According to Alan Safahi, a professional entrepreneur and experienced businessman, one thing that gives every entrepreneur a headache or heartburn is financing their business. Getting money is one of the most challenging things people face in the business world.
Safahi says numerous challenges come from the inherent value of money. Financing depends on the type of business. For example, a traditional small business can generate revenues in one to three months, making it different from a startup that requires one to three years to even make a product. Read on!
Personal Savings
Most entrepreneurs put their own money or savings into their bootstrap themselves. Although this is a common method to finance a small business or startup, it is risky because you don’t know whether your business ideas are valid. Investing your personal savings into business is difficult if you don’t have enough money to run your day-to-day tasks.
Business Partners
Pooling your money can reduce the risk of your new business. Like family and friends, you can have a business partner to finance your company. However, you must define the role and responsibility of your business partner.

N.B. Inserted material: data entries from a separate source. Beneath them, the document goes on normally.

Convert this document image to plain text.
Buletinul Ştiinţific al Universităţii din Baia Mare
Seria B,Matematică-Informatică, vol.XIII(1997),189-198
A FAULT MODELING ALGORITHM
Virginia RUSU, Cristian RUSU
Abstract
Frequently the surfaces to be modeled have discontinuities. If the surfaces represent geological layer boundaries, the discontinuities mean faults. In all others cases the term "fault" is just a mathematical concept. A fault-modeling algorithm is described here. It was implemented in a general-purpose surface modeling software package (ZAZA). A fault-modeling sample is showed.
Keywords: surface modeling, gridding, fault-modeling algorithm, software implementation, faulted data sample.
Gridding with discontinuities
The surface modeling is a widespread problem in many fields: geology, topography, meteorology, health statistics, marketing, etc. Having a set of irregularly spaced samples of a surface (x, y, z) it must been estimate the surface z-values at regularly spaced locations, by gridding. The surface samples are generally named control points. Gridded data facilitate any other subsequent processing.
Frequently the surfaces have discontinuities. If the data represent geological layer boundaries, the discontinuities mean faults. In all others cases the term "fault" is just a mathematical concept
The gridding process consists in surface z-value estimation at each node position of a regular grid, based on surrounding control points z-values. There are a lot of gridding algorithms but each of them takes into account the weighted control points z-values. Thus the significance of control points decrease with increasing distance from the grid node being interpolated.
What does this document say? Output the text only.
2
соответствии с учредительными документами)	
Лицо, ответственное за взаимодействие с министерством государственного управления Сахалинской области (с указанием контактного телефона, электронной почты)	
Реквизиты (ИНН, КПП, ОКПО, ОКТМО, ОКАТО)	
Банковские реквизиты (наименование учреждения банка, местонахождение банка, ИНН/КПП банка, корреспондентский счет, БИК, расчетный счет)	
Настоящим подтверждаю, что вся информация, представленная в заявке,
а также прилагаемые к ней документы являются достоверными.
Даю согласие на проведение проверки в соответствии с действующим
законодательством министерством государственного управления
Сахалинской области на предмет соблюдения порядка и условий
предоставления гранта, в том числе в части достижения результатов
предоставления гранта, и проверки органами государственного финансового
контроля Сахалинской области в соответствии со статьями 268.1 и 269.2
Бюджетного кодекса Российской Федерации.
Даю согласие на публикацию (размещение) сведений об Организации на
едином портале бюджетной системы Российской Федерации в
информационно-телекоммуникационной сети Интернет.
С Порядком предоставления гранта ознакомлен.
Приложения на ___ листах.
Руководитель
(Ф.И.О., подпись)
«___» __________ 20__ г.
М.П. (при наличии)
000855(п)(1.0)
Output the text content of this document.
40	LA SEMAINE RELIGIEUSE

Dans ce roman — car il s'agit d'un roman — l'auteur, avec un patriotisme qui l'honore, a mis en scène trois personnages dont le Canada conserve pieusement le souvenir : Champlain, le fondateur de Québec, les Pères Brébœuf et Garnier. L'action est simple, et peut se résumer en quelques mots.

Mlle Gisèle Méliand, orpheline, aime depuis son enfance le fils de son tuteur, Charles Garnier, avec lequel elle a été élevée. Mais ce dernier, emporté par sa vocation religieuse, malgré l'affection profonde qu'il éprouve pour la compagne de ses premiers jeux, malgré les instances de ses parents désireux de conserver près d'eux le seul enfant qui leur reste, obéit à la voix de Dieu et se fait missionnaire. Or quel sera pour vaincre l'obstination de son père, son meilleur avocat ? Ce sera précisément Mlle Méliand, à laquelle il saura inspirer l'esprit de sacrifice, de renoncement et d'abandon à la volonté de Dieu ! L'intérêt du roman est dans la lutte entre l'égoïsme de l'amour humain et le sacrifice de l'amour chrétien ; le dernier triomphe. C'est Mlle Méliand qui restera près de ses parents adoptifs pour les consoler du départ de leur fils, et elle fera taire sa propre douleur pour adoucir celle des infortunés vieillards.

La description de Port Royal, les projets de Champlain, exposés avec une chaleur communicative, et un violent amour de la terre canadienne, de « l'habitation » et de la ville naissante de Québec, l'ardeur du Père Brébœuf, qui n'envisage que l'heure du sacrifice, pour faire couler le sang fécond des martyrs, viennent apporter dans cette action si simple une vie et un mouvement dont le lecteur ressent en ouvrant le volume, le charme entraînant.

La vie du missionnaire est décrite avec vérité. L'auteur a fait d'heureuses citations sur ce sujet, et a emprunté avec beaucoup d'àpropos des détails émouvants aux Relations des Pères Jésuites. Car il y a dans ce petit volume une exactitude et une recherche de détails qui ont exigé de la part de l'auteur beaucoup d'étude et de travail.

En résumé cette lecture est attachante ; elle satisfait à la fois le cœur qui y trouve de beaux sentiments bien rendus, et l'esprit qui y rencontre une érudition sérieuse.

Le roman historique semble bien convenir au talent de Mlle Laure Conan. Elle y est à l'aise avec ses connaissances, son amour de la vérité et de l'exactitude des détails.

According to Alan Safahi, most businesses implode due to partnership issues because entrepreneurs fail to define their roles and responsibilities. At the same time, partners’ goals do not align with your business vision and mission.
Micro Lenders
Microlenders are similar to banks. However, they gave out smaller loans to businesses, not more than $50,000. You can find groups that lend to entrepreneurs. However, microlending has higher rates due to increased risk potential. Safahi says microlenders are not ideal for entrepreneurs looking to establish and scale their businesses.
Banks
Banks are conservative regarding lending practices and require collateral before issuing the loan. According to Alan Safahi Orinda, banks are an ideal choice for established entrepreneurs or businesses with excellent credit scores.
Angel Investors
Angel investors are high net worth people and usually invest in new companies, particularly startups that focus on developing new technologies. Angel investors typically make money via a startup exit. However, it is ideal for entrepreneurs to secure a suitable loan and start a business.
Strategic Partners
Strategic partners are profitable businesses interested in buying your product or service. These companies invest in products or services, and their investment exit is secondary. If your investors want to exit, a strategic product focus will conflict with it.
Things To Ponder
● Find out the type of funding for your business idea and list the funding sources. Figure out the selection criteria for funding.
● Select a startup company that recently got funded. Find out who funded it.
● Interview one of the local business owners and investigate how they started their companies and what methods they used to finance their companies.
● Talk to your bank and determine what they offer regarding loans.
● Perform thorough research, collect data, and analyze it to generate valuable insights to make informed decisions.